Speaking ahead of a meeting of federal, state, and territory attorneys-general today, Ms Rowland said abusers were “shopping around” childcare centres to bypass existing background checks. Currently, bans imposed in one state do not automatically apply nationwide.
“This is clearly unacceptable,” Ms Rowland told the ABC. “We need a system where if you are banned in one jurisdiction, you are banned in all. But different state laws, complex IT systems, and fragmented regulations mean this won’t be fixed overnight.”
The urgent talks come a month after the arrest of Melbourne childcare worker Joshua Dale Brown, who faces more than 70 charges linked to alleged abuse at a Point Cook centre. Recent revelations have also shown that a Victorian childcare worker kept his Working With Children Check despite being sacked for sexual misconduct in 2020 and banned from the sector in 2024.

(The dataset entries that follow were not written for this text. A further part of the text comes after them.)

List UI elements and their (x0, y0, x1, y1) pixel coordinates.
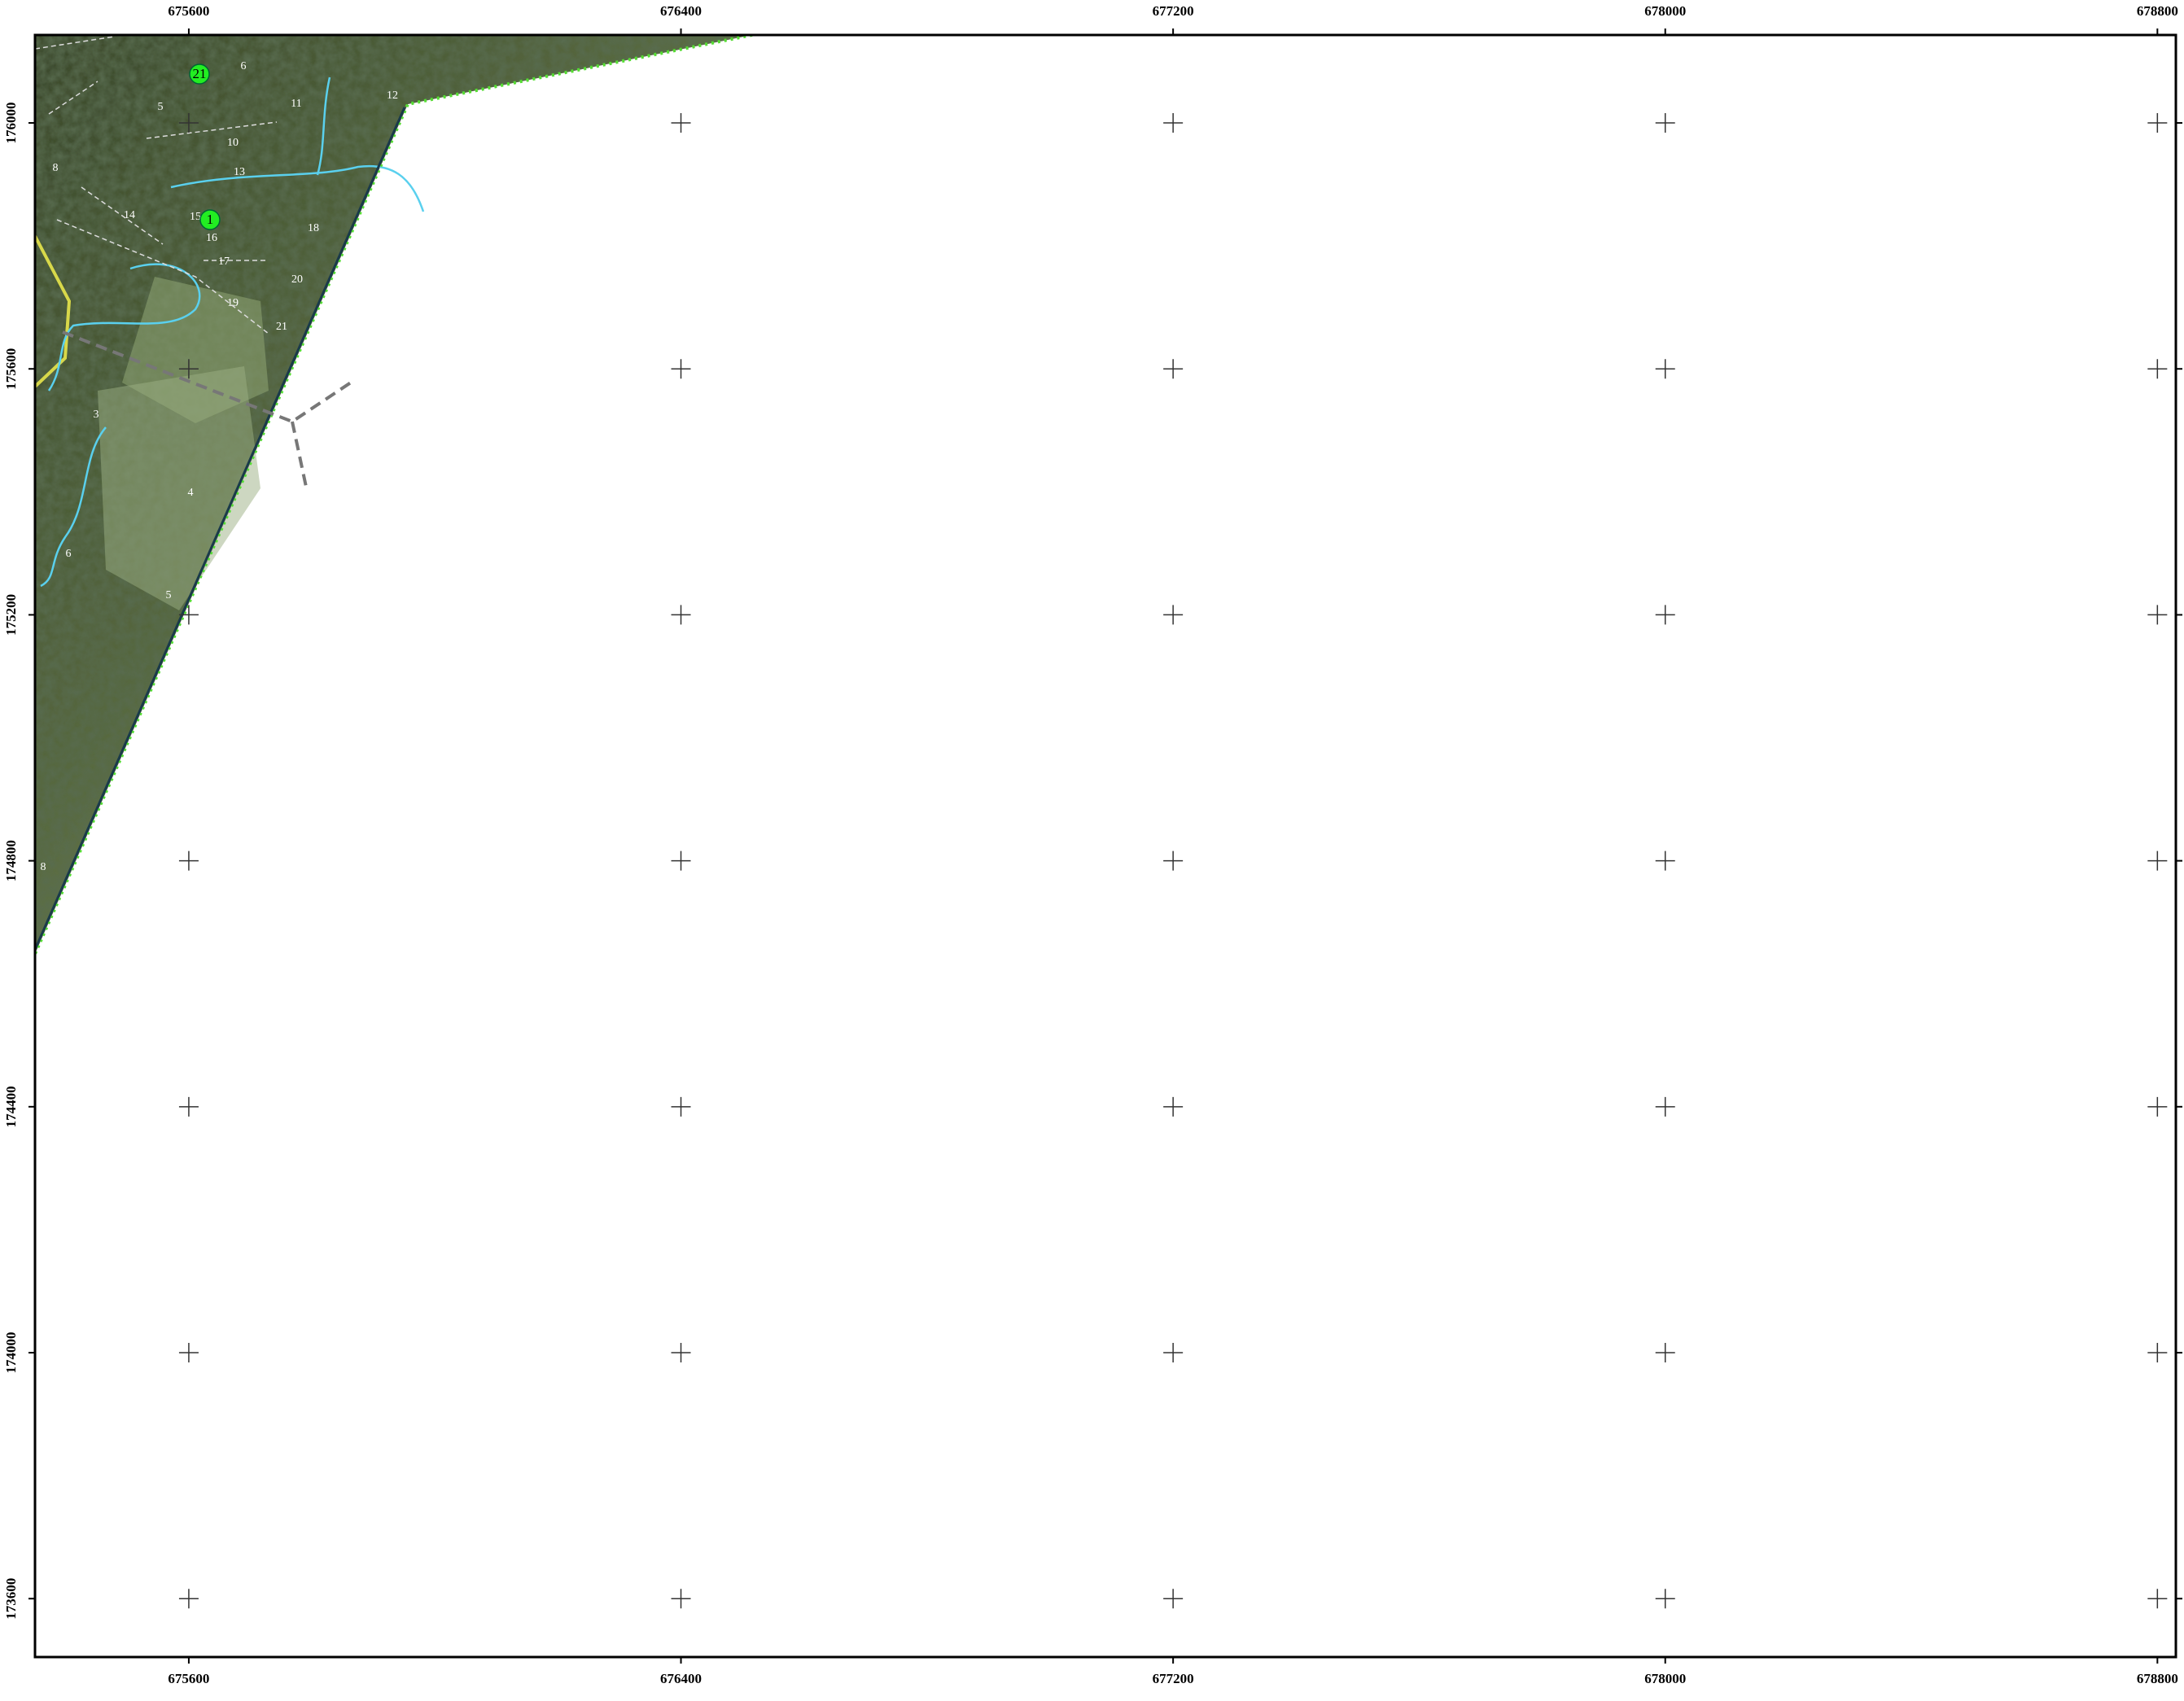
stream (170, 164, 425, 212)
grid-cross (671, 1096, 691, 1117)
parcel-label: 8 (41, 861, 46, 873)
boundary-edge (35, 107, 406, 953)
grid-cross (178, 359, 199, 379)
x-tick-label-bottom: 677200 (1153, 1671, 1194, 1686)
grid-cross (178, 605, 199, 625)
grid-cross (1655, 113, 1675, 133)
grid-cross (671, 605, 691, 625)
grid-cross (2147, 850, 2168, 871)
parcel-label: 8 (53, 162, 59, 174)
parcel-label: 11 (291, 98, 301, 110)
parcel-label: 10 (227, 137, 239, 149)
grid-cross (671, 113, 691, 133)
aerial-imagery (35, 35, 753, 955)
x-tick-label-bottom: 675600 (168, 1671, 209, 1686)
stream (316, 77, 331, 176)
grid-cross (2147, 605, 2168, 625)
y-tick-label: 174800 (3, 840, 19, 881)
meadow (98, 366, 260, 610)
grid-cross (671, 1343, 691, 1363)
grid-cross (178, 1343, 199, 1363)
parcel-label: 15 (190, 211, 201, 223)
x-tick-label-top: 678800 (2137, 3, 2178, 19)
grid-cross (1163, 113, 1184, 133)
grid-cross (1163, 1343, 1184, 1363)
parcel-label: 14 (124, 209, 135, 221)
parcel-label: 18 (308, 222, 319, 234)
grid-cross (178, 1096, 199, 1117)
x-tick-label-bottom: 676400 (660, 1671, 702, 1686)
x-tick-label-bottom: 678000 (1644, 1671, 1686, 1686)
survey-point (189, 63, 210, 85)
stream (47, 263, 201, 391)
dashed-path (62, 330, 352, 488)
grid-cross (178, 113, 199, 133)
grid-cross (1655, 850, 1675, 871)
parcel-label: 16 (206, 232, 217, 244)
x-tick-label-top: 677200 (1153, 3, 1194, 19)
road (35, 235, 72, 388)
parcel-label: 20 (291, 273, 303, 286)
survey-point-label: 21 (193, 66, 207, 81)
x-tick-label-top: 676400 (660, 3, 702, 19)
grid-cross (1163, 850, 1184, 871)
grid-cross (1163, 1096, 1184, 1117)
grid-cross (2147, 1343, 2168, 1363)
grid-cross (1655, 1096, 1675, 1117)
parcel-label: 3 (94, 409, 99, 421)
grid-cross (1163, 359, 1184, 379)
grid-cross (1655, 605, 1675, 625)
y-tick-label: 173600 (3, 1578, 19, 1620)
y-tick-label: 176000 (3, 103, 19, 144)
parcel-label: 21 (276, 321, 287, 333)
grid-cross (178, 850, 199, 871)
grid-cross (1655, 1589, 1675, 1609)
parcel-label: 5 (166, 589, 172, 601)
grid-cross (1163, 605, 1184, 625)
grid-cross (1655, 359, 1675, 379)
x-tick-label-top: 675600 (168, 3, 209, 19)
grid-cross (671, 850, 691, 871)
parcel-label: 19 (227, 297, 239, 309)
y-tick-label: 174400 (3, 1086, 19, 1127)
y-tick-label: 174000 (3, 1332, 19, 1374)
x-tick-label-top: 678000 (1644, 3, 1686, 19)
parcel-label: 17 (218, 256, 230, 268)
grid-cross (1163, 1589, 1184, 1609)
survey-point (199, 209, 221, 230)
grid-cross (2147, 1589, 2168, 1609)
map-frame (33, 33, 2177, 1659)
grid-cross (2147, 1096, 2168, 1117)
y-tick-label: 175200 (3, 594, 19, 636)
imagery-area (35, 35, 752, 954)
parcel-label: 4 (188, 487, 194, 499)
parcel-label: 5 (158, 101, 164, 113)
grid-cross (2147, 359, 2168, 379)
y-tick-label: 175600 (3, 348, 19, 390)
grid-cross (1655, 1343, 1675, 1363)
grid-cross (671, 1589, 691, 1609)
grid-cross (2147, 113, 2168, 133)
parcel-boundary (35, 36, 278, 335)
parcel-label: 6 (66, 548, 72, 560)
grid-cross (178, 1589, 199, 1609)
stream (40, 426, 107, 588)
parcel-label: 13 (234, 166, 245, 178)
grid-cross (671, 359, 691, 379)
x-tick-label-bottom: 678800 (2137, 1671, 2178, 1686)
survey-point-label: 1 (207, 212, 214, 227)
parcel-label: 12 (387, 90, 398, 102)
parcel-label: 6 (241, 60, 247, 72)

Prime Minister Anthony Albanese described the situation as “hopeless,” saying governments should have acted earlier.
The Royal Commission into Institutional Responses to Child Sexual Abuse recommended a national Working With Children Check a decade ago, but the gap remains. Ms Rowland said Labor began work on reforms last term after the case of convicted paedophile Ashley Paul Griffith in 2022.
Friday’s meeting will consider both immediate measures—such as continuous monitoring and information sharing—and longer-term reforms to lift standards for excluding unsuitable workers. Ms Rowland stressed that while 12 months is a long time, the changes must be done properly to protect children nationwide.